We hypothesize that mGlu4 activators reverse motor symptoms and enhance therapeutic effects of levodopa in parkinsonian models.
We will assess motor symptoms using a clinical rating scale that is adapted from the scale used to assess disability in PD patients. After establishing disability of models that have not been treated, we will administer mGlu4 activators and reassess motor disability. After completion of studies to evaluate effects of mGlu4 activators alone, we will co-administer mGlu4 activators with low doses of levodopa to determine whether coadministration provides a greater benefit than could be achieved with either drug alone.

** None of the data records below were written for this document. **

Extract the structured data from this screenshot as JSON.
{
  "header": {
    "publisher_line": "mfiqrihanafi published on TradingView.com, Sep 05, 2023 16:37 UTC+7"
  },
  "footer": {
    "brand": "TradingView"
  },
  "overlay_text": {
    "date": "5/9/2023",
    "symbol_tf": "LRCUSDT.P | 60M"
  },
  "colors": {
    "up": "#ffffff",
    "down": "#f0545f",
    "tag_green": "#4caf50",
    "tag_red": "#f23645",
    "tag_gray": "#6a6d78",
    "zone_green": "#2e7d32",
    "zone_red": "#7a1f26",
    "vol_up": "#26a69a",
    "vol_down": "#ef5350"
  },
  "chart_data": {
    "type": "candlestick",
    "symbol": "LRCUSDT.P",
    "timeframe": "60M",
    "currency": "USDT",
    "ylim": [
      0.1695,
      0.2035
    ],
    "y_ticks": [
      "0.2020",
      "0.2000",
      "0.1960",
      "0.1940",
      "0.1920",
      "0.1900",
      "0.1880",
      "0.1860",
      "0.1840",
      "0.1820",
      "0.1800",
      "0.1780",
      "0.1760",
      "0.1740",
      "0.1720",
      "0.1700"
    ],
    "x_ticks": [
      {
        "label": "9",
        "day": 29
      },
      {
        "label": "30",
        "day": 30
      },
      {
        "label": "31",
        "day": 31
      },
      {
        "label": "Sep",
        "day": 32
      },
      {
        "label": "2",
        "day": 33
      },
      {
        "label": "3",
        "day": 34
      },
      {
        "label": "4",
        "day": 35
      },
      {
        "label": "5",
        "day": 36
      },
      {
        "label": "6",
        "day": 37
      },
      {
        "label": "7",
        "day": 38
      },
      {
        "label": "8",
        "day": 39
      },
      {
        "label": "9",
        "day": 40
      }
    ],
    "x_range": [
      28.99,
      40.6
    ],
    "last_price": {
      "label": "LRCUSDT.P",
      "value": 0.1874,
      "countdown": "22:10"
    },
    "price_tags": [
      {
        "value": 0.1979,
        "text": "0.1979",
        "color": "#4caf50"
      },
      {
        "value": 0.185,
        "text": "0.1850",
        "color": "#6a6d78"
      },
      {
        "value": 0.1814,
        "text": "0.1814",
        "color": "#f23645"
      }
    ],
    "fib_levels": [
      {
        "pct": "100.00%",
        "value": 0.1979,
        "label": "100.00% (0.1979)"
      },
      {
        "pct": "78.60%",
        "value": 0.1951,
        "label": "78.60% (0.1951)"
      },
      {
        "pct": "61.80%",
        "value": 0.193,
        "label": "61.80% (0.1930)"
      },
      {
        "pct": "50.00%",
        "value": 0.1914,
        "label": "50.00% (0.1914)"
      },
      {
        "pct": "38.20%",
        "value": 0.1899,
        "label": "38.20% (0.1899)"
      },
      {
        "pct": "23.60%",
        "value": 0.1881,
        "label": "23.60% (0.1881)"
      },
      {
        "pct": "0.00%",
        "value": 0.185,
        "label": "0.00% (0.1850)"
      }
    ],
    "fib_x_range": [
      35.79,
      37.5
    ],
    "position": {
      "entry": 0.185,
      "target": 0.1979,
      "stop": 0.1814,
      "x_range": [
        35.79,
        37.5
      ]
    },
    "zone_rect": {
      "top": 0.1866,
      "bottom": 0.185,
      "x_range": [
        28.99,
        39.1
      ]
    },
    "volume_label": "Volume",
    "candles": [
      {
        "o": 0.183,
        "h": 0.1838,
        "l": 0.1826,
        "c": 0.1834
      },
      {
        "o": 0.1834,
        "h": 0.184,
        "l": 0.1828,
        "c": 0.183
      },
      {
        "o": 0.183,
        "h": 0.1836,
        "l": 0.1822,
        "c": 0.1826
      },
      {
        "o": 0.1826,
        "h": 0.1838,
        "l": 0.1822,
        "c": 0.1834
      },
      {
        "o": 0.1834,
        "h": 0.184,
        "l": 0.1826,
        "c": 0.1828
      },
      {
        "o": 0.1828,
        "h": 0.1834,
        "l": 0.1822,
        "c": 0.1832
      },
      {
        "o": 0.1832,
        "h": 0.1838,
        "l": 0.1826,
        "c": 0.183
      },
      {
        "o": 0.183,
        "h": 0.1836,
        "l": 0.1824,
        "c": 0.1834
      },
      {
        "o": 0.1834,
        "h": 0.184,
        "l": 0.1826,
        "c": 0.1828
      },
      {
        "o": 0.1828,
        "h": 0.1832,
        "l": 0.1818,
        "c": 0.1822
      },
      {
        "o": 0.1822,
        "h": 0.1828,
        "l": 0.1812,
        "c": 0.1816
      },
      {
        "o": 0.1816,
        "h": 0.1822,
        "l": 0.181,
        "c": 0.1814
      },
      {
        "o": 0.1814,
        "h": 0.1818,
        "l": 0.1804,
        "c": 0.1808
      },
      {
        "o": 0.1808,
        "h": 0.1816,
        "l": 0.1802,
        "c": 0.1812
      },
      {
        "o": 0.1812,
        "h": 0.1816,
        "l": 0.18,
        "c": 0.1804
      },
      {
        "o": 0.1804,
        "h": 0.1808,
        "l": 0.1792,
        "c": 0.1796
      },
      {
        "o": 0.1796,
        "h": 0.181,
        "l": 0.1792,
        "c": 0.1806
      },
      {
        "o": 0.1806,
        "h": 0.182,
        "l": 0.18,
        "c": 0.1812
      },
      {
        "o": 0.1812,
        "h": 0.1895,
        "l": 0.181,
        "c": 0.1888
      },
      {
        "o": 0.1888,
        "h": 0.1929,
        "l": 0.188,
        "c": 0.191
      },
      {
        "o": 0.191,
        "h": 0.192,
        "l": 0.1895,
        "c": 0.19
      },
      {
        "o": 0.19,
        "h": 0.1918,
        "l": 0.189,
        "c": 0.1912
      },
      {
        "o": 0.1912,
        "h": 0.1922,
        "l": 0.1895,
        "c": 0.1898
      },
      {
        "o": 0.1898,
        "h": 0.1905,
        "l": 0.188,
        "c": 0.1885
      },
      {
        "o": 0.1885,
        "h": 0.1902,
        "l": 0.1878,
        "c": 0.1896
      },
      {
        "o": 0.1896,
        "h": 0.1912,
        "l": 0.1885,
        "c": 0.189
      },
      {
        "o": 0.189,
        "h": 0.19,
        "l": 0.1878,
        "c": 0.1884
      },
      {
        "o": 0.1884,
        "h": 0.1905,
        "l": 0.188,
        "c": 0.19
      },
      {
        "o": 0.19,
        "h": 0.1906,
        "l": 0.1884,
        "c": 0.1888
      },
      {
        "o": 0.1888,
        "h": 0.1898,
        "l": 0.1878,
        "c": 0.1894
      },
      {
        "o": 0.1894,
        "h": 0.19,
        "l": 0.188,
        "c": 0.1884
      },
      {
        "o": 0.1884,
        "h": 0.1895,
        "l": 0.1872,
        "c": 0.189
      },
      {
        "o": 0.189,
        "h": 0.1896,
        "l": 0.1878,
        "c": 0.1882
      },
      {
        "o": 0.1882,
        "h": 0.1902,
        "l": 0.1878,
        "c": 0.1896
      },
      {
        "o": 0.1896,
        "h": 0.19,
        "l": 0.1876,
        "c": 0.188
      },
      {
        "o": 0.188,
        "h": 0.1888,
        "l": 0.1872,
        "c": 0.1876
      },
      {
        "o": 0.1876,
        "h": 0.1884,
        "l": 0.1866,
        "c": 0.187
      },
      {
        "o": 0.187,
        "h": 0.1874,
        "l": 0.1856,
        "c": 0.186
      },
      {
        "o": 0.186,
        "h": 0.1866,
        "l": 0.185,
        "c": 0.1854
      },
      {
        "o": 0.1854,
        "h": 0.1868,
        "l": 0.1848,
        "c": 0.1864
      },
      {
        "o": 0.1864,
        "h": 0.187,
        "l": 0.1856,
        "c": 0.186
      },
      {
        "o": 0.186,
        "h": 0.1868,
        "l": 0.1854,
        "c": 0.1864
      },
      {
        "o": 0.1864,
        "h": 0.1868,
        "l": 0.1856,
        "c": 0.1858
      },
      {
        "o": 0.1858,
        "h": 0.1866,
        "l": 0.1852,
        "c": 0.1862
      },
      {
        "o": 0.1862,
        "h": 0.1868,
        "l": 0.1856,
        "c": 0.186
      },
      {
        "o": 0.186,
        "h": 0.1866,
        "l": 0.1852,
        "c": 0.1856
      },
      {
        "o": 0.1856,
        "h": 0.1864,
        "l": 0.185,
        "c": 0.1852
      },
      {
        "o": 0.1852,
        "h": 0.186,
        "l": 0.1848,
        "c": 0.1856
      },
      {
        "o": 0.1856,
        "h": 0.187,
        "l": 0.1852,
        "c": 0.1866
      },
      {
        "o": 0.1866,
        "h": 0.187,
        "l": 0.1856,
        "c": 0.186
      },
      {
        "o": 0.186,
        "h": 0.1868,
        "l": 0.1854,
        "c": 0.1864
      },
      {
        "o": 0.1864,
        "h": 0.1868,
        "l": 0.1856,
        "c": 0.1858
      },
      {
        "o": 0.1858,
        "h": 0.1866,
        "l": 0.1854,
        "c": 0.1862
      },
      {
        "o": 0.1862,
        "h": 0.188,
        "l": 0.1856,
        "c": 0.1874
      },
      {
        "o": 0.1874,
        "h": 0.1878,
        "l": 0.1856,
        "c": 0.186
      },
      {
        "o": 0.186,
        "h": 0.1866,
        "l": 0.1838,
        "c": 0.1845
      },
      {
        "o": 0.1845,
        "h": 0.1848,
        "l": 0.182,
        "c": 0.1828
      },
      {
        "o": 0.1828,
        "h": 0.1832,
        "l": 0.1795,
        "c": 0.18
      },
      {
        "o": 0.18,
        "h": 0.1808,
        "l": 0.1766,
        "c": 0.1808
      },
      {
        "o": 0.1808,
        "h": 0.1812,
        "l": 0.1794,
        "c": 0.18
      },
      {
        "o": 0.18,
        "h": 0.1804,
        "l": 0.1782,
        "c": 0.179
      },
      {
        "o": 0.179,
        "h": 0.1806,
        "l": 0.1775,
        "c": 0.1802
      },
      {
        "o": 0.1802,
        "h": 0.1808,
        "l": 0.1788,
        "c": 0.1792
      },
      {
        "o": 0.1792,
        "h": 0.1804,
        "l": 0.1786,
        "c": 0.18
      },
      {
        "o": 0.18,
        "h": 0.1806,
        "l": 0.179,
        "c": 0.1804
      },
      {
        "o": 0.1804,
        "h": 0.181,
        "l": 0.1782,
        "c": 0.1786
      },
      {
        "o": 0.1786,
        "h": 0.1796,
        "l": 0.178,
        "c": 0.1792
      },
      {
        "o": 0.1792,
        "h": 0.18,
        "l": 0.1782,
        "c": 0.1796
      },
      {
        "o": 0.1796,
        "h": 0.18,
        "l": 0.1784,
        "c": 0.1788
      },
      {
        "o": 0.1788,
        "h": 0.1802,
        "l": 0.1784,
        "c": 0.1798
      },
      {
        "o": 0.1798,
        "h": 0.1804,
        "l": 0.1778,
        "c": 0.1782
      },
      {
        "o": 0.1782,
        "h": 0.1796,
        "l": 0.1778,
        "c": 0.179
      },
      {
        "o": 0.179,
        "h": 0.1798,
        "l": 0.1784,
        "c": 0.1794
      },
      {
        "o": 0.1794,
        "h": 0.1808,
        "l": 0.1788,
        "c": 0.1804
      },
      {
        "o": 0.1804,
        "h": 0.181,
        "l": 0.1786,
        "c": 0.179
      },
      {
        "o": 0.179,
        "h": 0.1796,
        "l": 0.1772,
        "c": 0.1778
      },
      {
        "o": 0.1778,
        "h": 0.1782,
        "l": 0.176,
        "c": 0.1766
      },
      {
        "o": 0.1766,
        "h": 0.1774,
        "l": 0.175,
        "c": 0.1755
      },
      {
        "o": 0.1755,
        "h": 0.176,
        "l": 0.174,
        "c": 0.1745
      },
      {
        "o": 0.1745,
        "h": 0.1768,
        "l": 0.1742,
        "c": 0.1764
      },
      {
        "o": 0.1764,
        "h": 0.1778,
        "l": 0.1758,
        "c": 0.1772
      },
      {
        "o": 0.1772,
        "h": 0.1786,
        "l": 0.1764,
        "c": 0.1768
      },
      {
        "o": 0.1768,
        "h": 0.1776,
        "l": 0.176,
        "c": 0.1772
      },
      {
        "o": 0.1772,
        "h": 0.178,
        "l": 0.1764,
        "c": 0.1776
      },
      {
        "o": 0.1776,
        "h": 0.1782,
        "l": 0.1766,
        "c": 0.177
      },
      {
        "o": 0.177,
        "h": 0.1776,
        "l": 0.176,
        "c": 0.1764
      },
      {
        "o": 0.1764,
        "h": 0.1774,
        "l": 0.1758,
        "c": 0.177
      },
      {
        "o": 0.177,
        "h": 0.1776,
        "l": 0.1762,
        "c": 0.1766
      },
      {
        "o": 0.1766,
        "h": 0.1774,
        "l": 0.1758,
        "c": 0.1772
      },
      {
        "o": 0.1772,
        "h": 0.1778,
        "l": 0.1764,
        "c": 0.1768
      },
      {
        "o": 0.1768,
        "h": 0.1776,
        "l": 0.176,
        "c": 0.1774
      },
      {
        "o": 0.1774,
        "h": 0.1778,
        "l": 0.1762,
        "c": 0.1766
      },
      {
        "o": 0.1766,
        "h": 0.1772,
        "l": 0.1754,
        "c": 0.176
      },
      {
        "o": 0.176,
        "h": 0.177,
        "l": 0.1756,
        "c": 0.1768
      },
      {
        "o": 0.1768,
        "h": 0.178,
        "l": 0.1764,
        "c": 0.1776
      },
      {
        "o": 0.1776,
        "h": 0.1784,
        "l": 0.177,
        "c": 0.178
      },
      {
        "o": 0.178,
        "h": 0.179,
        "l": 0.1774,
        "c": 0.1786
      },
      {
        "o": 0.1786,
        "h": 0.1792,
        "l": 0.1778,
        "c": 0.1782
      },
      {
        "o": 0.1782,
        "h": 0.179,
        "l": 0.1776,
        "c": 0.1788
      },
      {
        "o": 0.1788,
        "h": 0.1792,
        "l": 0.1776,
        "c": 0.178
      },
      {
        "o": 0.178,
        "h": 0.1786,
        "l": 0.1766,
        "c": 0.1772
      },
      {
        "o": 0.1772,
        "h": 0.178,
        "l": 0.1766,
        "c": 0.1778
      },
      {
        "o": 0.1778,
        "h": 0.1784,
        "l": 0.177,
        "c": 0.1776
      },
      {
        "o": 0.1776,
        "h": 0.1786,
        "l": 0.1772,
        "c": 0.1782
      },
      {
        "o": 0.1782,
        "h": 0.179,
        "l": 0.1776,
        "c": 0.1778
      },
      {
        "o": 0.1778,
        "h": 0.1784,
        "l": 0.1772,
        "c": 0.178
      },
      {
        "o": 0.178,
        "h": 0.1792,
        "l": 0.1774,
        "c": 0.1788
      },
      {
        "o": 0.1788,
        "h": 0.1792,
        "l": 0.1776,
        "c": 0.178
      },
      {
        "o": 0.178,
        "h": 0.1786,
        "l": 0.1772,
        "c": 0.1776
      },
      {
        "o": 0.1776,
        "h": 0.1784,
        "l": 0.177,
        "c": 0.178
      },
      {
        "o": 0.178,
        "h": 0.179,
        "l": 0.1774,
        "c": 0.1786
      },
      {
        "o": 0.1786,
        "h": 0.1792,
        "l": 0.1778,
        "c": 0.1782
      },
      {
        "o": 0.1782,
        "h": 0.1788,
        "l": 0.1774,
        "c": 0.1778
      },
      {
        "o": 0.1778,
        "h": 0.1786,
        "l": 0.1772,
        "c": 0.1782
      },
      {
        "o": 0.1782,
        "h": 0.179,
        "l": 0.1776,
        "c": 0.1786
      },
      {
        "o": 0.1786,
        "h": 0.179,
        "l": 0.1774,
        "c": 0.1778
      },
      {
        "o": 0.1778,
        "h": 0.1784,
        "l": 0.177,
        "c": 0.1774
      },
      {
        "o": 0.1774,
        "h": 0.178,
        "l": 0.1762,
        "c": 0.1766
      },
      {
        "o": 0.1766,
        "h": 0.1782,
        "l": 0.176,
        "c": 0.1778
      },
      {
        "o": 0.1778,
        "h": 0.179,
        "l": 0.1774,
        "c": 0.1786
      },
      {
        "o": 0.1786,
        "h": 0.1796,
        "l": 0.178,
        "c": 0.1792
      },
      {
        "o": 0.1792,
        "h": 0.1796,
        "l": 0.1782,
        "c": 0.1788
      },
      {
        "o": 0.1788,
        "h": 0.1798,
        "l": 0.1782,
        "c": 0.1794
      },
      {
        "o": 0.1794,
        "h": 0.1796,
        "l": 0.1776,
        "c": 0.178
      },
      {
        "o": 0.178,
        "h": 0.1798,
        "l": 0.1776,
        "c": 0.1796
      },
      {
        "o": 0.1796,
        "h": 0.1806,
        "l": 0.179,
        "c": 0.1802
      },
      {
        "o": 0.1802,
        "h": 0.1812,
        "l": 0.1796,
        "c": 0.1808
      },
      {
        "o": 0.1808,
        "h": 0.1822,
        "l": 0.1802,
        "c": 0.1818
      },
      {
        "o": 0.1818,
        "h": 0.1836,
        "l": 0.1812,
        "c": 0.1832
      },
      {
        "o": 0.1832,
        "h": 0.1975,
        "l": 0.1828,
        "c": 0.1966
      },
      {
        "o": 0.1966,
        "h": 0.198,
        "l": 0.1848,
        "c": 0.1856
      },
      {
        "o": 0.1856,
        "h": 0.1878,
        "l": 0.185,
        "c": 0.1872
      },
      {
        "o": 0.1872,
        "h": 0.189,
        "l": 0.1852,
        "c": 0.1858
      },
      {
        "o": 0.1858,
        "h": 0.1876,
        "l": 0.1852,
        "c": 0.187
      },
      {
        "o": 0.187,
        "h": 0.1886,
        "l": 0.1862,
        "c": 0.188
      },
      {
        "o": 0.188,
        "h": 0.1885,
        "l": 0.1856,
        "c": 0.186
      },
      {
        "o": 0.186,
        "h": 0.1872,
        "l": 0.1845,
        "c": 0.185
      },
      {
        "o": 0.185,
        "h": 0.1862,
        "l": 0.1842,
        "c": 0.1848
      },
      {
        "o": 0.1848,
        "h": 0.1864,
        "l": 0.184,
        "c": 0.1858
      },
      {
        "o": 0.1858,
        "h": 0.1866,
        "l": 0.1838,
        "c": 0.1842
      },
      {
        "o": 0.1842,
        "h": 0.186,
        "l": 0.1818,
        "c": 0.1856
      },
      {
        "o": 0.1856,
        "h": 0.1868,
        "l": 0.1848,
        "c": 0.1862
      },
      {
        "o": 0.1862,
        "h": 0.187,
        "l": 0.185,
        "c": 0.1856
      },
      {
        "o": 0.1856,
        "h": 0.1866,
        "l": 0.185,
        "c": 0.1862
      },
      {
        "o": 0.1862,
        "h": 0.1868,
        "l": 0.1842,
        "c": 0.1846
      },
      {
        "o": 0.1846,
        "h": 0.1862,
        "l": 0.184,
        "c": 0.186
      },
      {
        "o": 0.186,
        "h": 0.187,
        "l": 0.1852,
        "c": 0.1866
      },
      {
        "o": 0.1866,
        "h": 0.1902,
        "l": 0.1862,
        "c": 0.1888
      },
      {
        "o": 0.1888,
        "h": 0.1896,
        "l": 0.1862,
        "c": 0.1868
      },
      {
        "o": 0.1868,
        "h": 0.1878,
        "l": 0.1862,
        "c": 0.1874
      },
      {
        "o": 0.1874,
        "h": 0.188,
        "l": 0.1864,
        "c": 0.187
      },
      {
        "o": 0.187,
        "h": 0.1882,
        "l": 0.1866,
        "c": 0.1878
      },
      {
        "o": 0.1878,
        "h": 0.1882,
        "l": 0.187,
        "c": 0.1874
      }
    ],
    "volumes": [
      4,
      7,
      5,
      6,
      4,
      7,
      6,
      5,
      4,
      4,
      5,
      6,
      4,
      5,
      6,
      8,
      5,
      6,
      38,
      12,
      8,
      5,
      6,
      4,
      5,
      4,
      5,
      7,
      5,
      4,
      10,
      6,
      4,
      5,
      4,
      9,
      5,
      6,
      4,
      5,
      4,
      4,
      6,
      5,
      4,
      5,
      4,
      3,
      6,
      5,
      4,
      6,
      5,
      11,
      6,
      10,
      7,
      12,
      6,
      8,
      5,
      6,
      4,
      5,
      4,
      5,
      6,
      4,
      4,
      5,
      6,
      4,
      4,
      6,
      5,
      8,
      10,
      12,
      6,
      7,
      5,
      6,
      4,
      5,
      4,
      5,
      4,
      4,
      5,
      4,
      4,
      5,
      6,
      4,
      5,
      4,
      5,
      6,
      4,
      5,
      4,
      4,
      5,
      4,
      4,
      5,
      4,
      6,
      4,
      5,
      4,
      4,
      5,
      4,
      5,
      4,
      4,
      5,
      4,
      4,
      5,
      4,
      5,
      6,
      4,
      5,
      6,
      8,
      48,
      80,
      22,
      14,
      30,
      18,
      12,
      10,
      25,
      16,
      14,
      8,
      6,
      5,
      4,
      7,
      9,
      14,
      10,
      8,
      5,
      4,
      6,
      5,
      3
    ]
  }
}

Impact on Diagnosis/Treatment of Parkinson’s Disease:
If these and future clinical studies support our hypothesis, mGlu4 positive allosteric modulators (PAMs) could provide a fundamental advance in treatment of PD and allow sustained reversal of motor disability without levodopa-related adverse effects.
Next Steps for Development:
After completion of these studies, the next step will be to perform extensive pre-clinical and early clinical toxicity studies to support advancing an mGlu4 activator drug candidate into testing in PD patients.
The goals of this grant application were to validate the activity of an mGlu4 PAM in a pre-clinical model. Our results demonstrate that a single dose of an mGlu4 PAM, when given in combination with a low dose of L-DOPA, induces beneficial effects on activity, parkinsonian score, bradykinesia, and ON time, without worsening of dyskinesia. Importantly, these studies also validated an acute motor effect of an mGlu4 PAM when administered with L-DOPA, suggesting that motor function will serve as what is known as a “biomarker” to demonstrate that we have potentiated mGlu4 activity in the brains of people with PD, a critical experimental need for a clinical trial. Overall, the results from this study have validated mGlu4 PAM activity in a non-rodent model of PD, provided rational for the use of an important biomarker, and paved the way for future clinical studies to assess the activity of mGlu4 PAMs in PD patients.